A horse winning at his second successive Festival, supplemented for the race having not initially been entered. He was favourite for the Randox Grand National coming to Cheltenham. He's now as short as 5/2 and a widening nine pounds clear on Timeform’s weight-adjusted ratings.
He’s just slammed the door shut on a potentially legacy-defining moment for one rival. Now a different one has swung wide open to him.
Only Golden Miller has ever won the two biggest races on the National Hunt calendar in the same season. And that was in 1934.

“Listen, we'll all catch our breath, get the horse home and there's a conversation to be had. But you certainly can’t rule it out. It is tempting. It’s there, something to think about,” Cromwell admitted as both the day’s achievement and forthcoming dilemma began to sink in.
But we need to focus on the achievement itself.
“I watched it with my son Jake on the track. It was a nice feeling. I was never really confident that we had a right good chance until two out. It’s that type of the race but knowing he stays so well, once we got to that point and weren’t too far away, I knew we had a right good chance,” he added.
“To have a runner in the Gold Cup is fantastic, to win it is unbelievable. I’m so grateful to JP and Noreen for sending horses like this to me to train. I’m just delighted to be able to repay them by winning a Gold Cup.
“I thought everywhere in the race we looked to be flat out, just on the better ground and they went a very strong gallop, an end-to-end gallop which I knew, if he could stay in the race, and jump, it was going to suit him in the finish. I knew he’d stay very well.”
Mark Walsh is a man in a hurry as he sips a can of water in the post-race press conference. He knew earlier than the trainer that this might just be their day.
“I noticed early on Paul on the favourite wasn’t happy, his body language said he just wasn’t happy with how Galopin was jumping and I thought if I got a clear round I might just have a little squeak.
“I didn’t want to take him on too early because we all know how he stays up the hill but my lad just carried me there.
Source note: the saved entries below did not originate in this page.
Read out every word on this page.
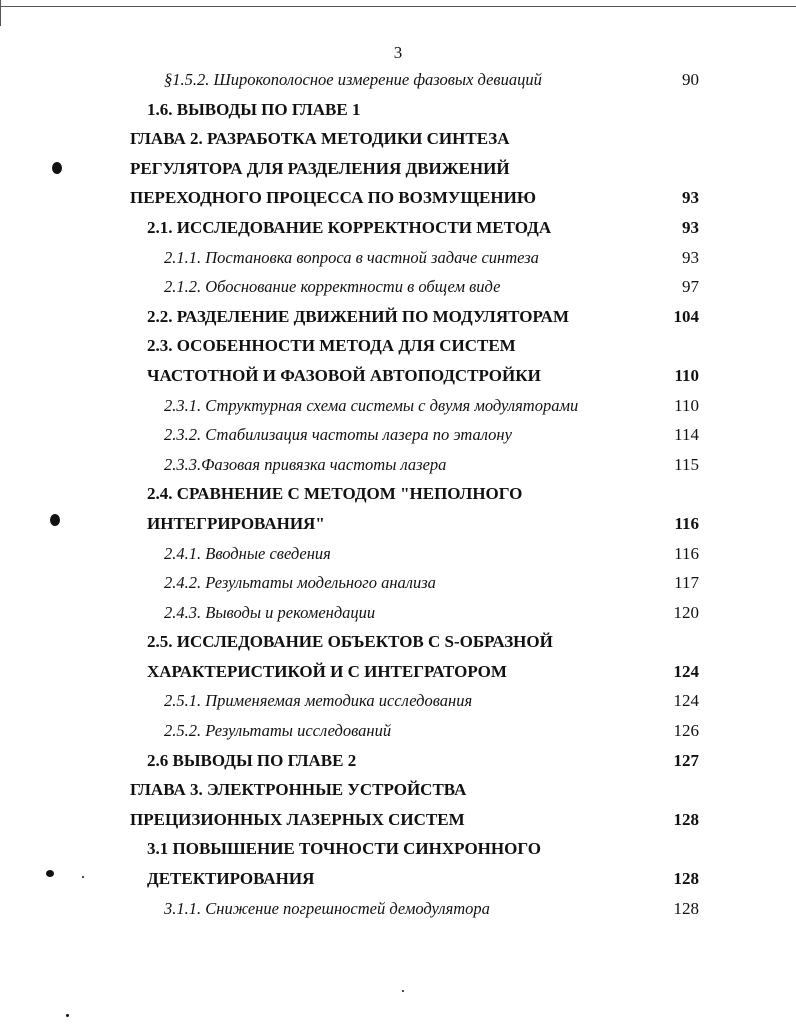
3
§1.5.2. Широкополосное измерение фазовых девиаций	90
1.6. ВЫВОДЫ ПО ГЛАВЕ 1
ГЛАВА 2. РАЗРАБОТКА МЕТОДИКИ СИНТЕЗА
РЕГУЛЯТОРА ДЛЯ РАЗДЕЛЕНИЯ ДВИЖЕНИЙ
ПЕРЕХОДНОГО ПРОЦЕССА ПО ВОЗМУЩЕНИЮ	93
2.1. ИССЛЕДОВАНИЕ КОРРЕКТНОСТИ МЕТОДА	93
2.1.1. Постановка вопроса в частной задаче синтеза	93
2.1.2. Обоснование корректности в общем виде	97
2.2. РАЗДЕЛЕНИЕ ДВИЖЕНИЙ ПО МОДУЛЯТОРАМ	104
2.3. ОСОБЕННОСТИ МЕТОДА ДЛЯ СИСТЕМ
ЧАСТОТНОЙ И ФАЗОВОЙ АВТОПОДСТРОЙКИ	110
2.3.1. Структурная схема системы с двумя модуляторами	110
2.3.2. Стабилизация частоты лазера по эталону	114
2.3.3.Фазовая привязка частоты лазера	115
2.4. СРАВНЕНИЕ С МЕТОДОМ "НЕПОЛНОГО
ИНТЕГРИРОВАНИЯ"	116
2.4.1. Вводные сведения	116
2.4.2. Результаты модельного анализа	117
2.4.3. Выводы и рекомендации	120
2.5. ИССЛЕДОВАНИЕ ОБЪЕКТОВ С S-ОБРАЗНОЙ
ХАРАКТЕРИСТИКОЙ И С ИНТЕГРАТОРОМ	124
2.5.1. Применяемая методика исследования	124
2.5.2. Результаты исследований	126
2.6 ВЫВОДЫ ПО ГЛАВЕ 2	127
ГЛАВА 3. ЭЛЕКТРОННЫЕ УСТРОЙСТВА
ПРЕЦИЗИОННЫХ ЛАЗЕРНЫХ СИСТЕМ	128
3.1 ПОВЫШЕНИЕ ТОЧНОСТИ СИНХРОННОГО
ДЕТЕКТИРОВАНИЯ	128
3.1.1. Снижение погрешностей демодулятора	128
I winged the second last and went by him and kept kicking because my lad stays all day too.”
Walsh now needs to wing it himself, a car is waiting to take him to the airport, but we have to ask the National question: “I’d love him to go but the welfare of the horse comes first and that decision will be left to JP and Gavin.”
And he’s off, back to Ireland, a Gold Cup winning-rider.
Then you hear of the fatal injury sustained by Corbetts Cross in the second McManus silks after a fall at the same second last fence, and your heart sinks.
It’s obviously not an easy decision for the Martinstown team to make regarding whether to roll the dice at Aintree. The heart will be desperate to give it a go, but the head will be ruled by how Inothewayurthinkin is over the next two-and-a-half weeks.
It’s a tight turnaround this year but great racing feats are never easily won. We found that out yet again at Cheltenham on Friday, the end of a week in which Constitution Hill, Jonbon and Galopin Des Champs were all beaten.